It says something about the worldview and priorities of Squad darling Alexandria Ocasio-Cortez (D., N.Y.) that she spent Tuesday evening headlining a get-out-the-vote event with the obscure political commentator Hasan Piker, best known for his remark that "America deserved 9/11."

At one point, Ocasio-Cortez had other plans for Tuesday evening, but, under pressure from left-wing activists, the socialist bartender-cum-lawmaker pulled out of an event honoring the legacy of the late Israeli prime minister Yitzhak Rabin.

The Rabin event, hosted by the decidedly left-wing Americans for Peace Now, was no Zionist affair. It was attended by teachers' union president Randi Weingarten and Minnesota attorney general Keith Ellison, who honored Rabin's legacy as a peacemaker. This was an event for those who loathe what the Zionist project has become—confident, capitalist, and prosperous—but nonetheless wish to associate themselves with the kind of progressive Zionism that Rabin has come to represent.
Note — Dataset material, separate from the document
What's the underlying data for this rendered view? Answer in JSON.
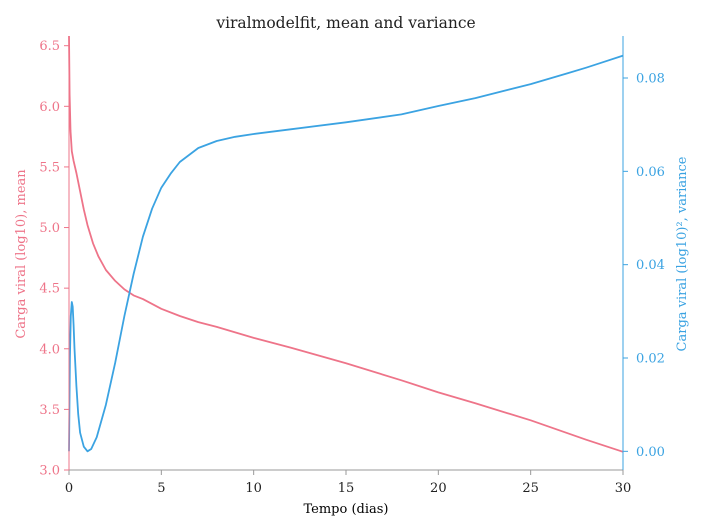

But even progressive Zionism, the support for the hypothetical Jewish state that might exist if its proponents could isolate and boycott and berate Israelis into living with unacceptable threats, is intolerable to AOC and her allies. As Jewish Insider reported earlier this month, the congresswoman has shunned New York's progressive Jewish leaders, some of whom have spent two years trying to get on her calendar. Those leaders are "perplexed" and "befuddled," the report says.

Tuesday evening's antics should bring some clarity. In addition to Piker, AOC was joined by her colleague Ilhan Omar (D., Minn.), who has argued that American support for Israel is solely a product of Jewish money—shared values and enemies don't factor for a congresswoman who rejects those values and embraces those enemies—and that it constitutes "allegiance to a foreign country." She believes that "Israel has hypnotized the world."

For Omar, 9/11 was an attack perpetrated by "some people" who "did something." For Piker, it was the attack America deserved.

AOC, who never seems to be at a loss for words, has had precious little to say about the atrocity inflicted on America that day but has never failed to defend her allies, like Omar, when they provoke criticism and backlash.

Her actions suggest that she believes the United States had it coming, that U.S. support for Israel is driven only by Jews and the support they can buy, and that Yitzhak Rabin was an irredeemable colonizer and occupier. As the saying goes, when someone shows you who they are: believe them.